On Sept. 2, 1969, Leonard Kleinrock strung a 15-foot cable between two computers, hoping it would help them converse. A professor of computer science at the University of California, Los Angeles, Kleinrock and a group of colleges had been tasked by the government to build a computer communication system, dubbed “ARPANET” by the group.
Their system would form the foundation of the modern Internet, but the topic of when it came into being is sharply debated. Most say it began when the professors connected the aforementioned cable. Some, including UCLA, contest that the Internet was born almost two months later, on Oct. 29, 1969, when the network finally passed along its first message. (That message was supposed to be a single phrase, “login,” but the researchers only managed to type the first two letters before the computer crashed.)
At the time of its conception, ARPANET was an experiment designed to test a way of freely exchanging information. The emphasis in this arrangement was on freedom. The scientists created a group of their graduate students and turned over many of the tasks of gearing up the system. It was a symbolic way of giving over the system to the people. As Kleinrock later wrote, the exchange shifted control "to the people who were using the net, and not in the carriers, the providers or the corporate world."
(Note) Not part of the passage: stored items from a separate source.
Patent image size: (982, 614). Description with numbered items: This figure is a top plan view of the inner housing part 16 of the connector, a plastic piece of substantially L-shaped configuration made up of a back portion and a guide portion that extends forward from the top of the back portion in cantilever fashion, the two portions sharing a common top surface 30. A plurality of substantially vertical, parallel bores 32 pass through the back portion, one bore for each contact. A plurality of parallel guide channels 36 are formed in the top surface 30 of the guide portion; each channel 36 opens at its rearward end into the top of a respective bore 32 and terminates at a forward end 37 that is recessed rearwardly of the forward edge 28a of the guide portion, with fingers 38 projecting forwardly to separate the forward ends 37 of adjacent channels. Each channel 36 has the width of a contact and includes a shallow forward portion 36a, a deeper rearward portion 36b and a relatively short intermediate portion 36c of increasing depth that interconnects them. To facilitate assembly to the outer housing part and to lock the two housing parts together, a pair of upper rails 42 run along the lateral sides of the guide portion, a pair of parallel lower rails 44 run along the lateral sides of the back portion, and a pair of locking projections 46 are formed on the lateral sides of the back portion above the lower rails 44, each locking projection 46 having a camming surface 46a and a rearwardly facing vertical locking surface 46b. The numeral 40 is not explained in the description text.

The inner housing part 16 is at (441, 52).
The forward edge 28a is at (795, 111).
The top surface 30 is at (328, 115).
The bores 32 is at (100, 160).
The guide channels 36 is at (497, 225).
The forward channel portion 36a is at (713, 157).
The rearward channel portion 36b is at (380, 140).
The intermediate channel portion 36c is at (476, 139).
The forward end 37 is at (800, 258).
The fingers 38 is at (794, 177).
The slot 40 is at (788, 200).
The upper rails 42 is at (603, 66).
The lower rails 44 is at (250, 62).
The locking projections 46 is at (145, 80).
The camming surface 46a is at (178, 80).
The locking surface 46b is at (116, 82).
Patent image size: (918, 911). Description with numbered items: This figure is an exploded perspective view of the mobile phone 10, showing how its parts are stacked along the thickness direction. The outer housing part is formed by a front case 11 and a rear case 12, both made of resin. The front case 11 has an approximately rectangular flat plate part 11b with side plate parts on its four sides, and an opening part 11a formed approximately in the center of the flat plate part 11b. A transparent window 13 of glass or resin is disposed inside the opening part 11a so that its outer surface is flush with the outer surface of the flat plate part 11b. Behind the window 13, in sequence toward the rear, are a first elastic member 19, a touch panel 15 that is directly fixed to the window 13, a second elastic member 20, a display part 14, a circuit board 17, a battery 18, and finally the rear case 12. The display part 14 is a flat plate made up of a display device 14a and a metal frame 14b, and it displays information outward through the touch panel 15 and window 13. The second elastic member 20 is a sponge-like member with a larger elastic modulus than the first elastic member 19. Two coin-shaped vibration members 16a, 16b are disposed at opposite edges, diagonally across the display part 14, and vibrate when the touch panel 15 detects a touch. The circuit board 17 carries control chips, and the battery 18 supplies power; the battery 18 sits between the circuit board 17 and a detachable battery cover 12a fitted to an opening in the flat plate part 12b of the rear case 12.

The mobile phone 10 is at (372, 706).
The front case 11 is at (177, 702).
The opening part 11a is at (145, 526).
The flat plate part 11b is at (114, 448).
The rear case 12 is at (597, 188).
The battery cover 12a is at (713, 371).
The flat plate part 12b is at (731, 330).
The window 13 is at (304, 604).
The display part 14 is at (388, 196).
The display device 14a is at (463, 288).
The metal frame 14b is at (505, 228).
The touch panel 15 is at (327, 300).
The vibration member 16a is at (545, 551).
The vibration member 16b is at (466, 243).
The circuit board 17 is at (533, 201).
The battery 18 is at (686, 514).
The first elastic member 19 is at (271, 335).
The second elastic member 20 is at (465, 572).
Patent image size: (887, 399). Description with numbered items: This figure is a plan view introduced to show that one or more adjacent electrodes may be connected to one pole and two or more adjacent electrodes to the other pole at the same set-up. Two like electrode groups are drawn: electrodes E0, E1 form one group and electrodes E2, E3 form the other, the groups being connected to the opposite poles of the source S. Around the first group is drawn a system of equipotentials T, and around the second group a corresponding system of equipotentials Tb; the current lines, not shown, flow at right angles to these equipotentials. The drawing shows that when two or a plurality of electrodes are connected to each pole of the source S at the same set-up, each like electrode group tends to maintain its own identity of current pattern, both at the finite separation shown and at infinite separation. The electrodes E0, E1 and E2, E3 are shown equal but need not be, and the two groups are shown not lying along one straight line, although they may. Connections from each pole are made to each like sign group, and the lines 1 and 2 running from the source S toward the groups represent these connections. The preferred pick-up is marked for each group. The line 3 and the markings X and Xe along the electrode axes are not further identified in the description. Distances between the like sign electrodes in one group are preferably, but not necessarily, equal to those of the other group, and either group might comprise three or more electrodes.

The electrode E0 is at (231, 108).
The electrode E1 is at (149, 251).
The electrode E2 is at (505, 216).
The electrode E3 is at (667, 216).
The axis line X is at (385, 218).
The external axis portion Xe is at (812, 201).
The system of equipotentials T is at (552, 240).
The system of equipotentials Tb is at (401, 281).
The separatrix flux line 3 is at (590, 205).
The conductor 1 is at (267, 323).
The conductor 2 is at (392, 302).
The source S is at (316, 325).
Much has changed. While the initial system was used only by the small group that created it, it wasn't long before it expanded -- first to computer scientists, then to other academic scientists and, finally, with the creation of the World Wide Web, to the world at large.
Part of what made the system so dynamic was the breadth of people this openness attracted. Other forms of communication, like the telegraph, printing press and television, could only move information to a select group. A single document on the Internet, however, could reach anyone with a connection.
But that openness comes with a dark side. In a paper written in 2004 for the 35th anniversary of ARPANET, Kleinrock admitted he had never foreseen the modern version of the system. "Who ever thought that we would reach a billion users," he wrote, further wondering if he would have changed the system, had he known the end result.
A system that is founded to include any and all information -- contributed by anyone who chooses to contribute -- will naturally include some pretty terrible stuff.
Now that the Internet is a diffuse conglomeration of things, much of the debate around How-Much-Information-Is-Too-Much is being worked out, not by the web's founders, but by platforms like Twitter and Facebook, which bear the brunt of the moderation burden.
As for Kleinrock, his paper reveals no easy solutions. He writes that it is "essential" to maintain the Internet's history of open access and shared ideas, but that somehow these ideas must be managed.
Without management, Kleinrock writes, "then we will see a slowdown in Internet use and acceptance; if this happens, all of us lose."